Low Pressure Casting Technology for Aluminum Alloy Cylinder Heads

Lightweight design has become a core direction in passenger car engine development.   

Reducing vehicle weight directly improves fuel efficiency and lowers emissions.   

Among structural components, the engine cylinder head plays a critical role in thermal management and combustion efficiency.   

As a result, aluminum alloy cylinder heads have become the standard solution in modern passenger car engines.

Importance of Low Pressure Casting for Cylinder Heads

Aluminum alloy cylinder heads can be produced by several casting methods.   

Metal mold gravity casting and low pressure casting are the two mainstream technologies used worldwide.   

Compared with gravity casting, low pressure casting allows molten aluminum to fill the mold under controlled pressure.   

This significantly improves internal density, reduces porosity, and enhances mechanical properties.

Low pressure casting is widely adopted in high-performance engine applications due to its stable quality and high yield.   

This process is especially suitable for complex cylinder head structures with multiple internal channels and thin-wall sections.

Advantages Over Gravity Metal Mold Casting

The main advantage of low pressure casting lies in pressure-assisted filling and directional solidification.   

Molten aluminum rises smoothly from the bottom of the mold, minimizing turbulence and oxide inclusion.   

Solidification under pressure improves feeding efficiency and reduces shrinkage defects.

For automotive manufacturers and parts suppliers, these advantages translate into higher consistency and reduced rework rates.   

This makes low pressure casting a preferred technology for mass production of aluminum alloy cylinder heads.

Key Process Design of Low Pressure Casting

Gating System Design

The gating system of an aluminum alloy cylinder head typically adopts a riser tube with multiple gates.   

This multi-gate configuration ensures balanced filling and uniform temperature distribution.   

For four-cylinder heads, two-gate and four-gate systems are commonly used depending on mold layout.

Proper gate positioning near the combustion chamber area helps control solidification order.   

This reduces hot spots and improves feeding efficiency in critical sections.

Alloy Selection and Melt Treatment

Common aluminum alloys for cylinder heads include Al-Si-Cu series such as ZL105 and ZL107.   

When higher elongation and corrosion resistance are required, ZL101 or ZL104 can be selected.   

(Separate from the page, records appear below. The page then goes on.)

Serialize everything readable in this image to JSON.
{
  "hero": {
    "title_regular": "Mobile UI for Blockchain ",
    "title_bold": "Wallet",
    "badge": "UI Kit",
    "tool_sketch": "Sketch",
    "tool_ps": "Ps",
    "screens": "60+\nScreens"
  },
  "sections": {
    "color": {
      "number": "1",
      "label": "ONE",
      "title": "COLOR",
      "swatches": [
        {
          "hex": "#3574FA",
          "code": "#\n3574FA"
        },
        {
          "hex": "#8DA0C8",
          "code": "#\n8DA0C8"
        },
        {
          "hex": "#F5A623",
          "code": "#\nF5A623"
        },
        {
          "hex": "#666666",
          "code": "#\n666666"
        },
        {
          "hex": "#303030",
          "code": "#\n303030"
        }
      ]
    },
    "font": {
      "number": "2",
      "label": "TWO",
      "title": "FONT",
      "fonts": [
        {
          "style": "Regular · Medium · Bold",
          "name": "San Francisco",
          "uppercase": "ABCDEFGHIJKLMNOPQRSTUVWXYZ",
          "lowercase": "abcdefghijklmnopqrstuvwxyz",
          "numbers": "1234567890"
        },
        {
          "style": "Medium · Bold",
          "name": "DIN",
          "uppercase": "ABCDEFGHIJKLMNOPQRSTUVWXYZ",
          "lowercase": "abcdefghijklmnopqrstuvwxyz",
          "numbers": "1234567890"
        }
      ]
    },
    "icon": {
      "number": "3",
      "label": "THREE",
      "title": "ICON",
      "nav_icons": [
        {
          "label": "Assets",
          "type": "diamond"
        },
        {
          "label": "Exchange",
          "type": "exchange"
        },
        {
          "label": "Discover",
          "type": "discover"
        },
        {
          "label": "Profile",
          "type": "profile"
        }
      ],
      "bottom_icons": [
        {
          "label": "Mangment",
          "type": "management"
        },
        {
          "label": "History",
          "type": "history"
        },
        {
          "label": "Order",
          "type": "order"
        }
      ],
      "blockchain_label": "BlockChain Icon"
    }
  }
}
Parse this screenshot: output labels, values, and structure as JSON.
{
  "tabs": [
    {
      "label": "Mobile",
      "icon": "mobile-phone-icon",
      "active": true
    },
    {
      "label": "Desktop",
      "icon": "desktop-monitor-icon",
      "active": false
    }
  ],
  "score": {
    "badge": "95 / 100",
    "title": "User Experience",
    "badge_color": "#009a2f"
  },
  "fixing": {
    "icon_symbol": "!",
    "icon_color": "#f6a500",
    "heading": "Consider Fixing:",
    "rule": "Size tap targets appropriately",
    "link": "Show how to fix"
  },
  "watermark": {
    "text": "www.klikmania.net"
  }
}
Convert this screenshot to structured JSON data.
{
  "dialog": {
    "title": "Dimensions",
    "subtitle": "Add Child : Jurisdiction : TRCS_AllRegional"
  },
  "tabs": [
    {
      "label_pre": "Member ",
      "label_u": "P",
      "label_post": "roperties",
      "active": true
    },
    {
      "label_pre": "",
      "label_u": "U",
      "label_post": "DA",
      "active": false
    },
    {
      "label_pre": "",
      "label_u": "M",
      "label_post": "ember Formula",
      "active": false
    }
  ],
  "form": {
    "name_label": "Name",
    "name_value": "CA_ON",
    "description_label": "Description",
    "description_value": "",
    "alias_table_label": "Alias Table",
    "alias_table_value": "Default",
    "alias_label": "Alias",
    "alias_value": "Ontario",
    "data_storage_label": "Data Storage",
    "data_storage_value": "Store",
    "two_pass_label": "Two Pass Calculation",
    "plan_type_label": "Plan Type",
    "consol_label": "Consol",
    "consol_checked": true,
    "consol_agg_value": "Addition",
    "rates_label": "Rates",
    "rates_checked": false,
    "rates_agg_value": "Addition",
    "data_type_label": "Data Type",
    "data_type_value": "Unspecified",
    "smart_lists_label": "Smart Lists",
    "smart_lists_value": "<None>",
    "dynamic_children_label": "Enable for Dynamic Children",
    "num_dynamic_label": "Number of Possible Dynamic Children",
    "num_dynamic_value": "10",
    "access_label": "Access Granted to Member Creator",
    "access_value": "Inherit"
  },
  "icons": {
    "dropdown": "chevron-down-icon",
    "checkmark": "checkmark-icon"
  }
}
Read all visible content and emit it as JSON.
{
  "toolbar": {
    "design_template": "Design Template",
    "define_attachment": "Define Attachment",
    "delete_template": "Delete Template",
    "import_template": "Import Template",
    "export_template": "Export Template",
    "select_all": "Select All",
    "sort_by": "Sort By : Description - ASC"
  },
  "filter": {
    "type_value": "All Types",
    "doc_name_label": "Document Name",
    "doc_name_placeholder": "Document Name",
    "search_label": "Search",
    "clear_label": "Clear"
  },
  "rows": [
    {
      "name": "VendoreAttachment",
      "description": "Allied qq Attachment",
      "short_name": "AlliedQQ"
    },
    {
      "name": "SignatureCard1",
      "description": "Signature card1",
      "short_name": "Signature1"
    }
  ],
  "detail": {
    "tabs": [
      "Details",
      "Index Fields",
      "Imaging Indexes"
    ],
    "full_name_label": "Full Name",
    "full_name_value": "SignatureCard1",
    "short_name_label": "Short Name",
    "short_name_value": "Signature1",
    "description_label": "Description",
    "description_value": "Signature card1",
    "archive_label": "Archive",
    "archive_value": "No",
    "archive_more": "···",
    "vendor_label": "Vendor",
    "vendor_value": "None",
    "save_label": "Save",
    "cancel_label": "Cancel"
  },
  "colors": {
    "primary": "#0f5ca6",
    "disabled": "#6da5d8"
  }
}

Melt quality directly determines casting performance and final properties.

Standard refining operations include argon gas rotary degassing, strontium modification, and Al-Ti-B grain refinement.   

These treatments improve fluidity, reduce hydrogen content, and refine the microstructure.

Pouring Process Control

Mold Maintenance and Surface Coating

Regular mold maintenance is essential for stable production and extended mold life.   

Cleaning is typically performed after every 500 to 700 castings.   

This prevents coating buildup, aluminum adhesion, and vent blockage.

Before pouring, molds are preheated to around 200℃ and coated evenly.   

General coating thickness is controlled between 0.1 and 0.2 mm.   

High-precision areas such as combustion chambers require thinner coatings for surface accuracy.

Filtration and Temperature Control

Filters installed in the riser tube prevent oxide inclusions from entering the cavity.   

Simple galvanized metal mesh filters are widely used due to their low cost and effectiveness.

Molten aluminum temperature is typically controlled between 680℃ and 730℃.   

Temperature deviation during production should be kept within ±20℃.   

Stable temperature control is critical to prevent internal defects and surface imperfections.

Cooling Strategy and Solidification Control

Directional solidification is a key feature of low pressure casting.   

Cooling channels are arranged in the upper and side molds to control temperature gradients.   

Both water cooling and air cooling systems are used, with independent channel control.

Indirect cooling is preferred to protect mold life.   Direct cooling is applied only in thick sections where rapid heat extraction is required.   

Temperature-controlled cooling using thermocouples provides higher accuracy than time-based control.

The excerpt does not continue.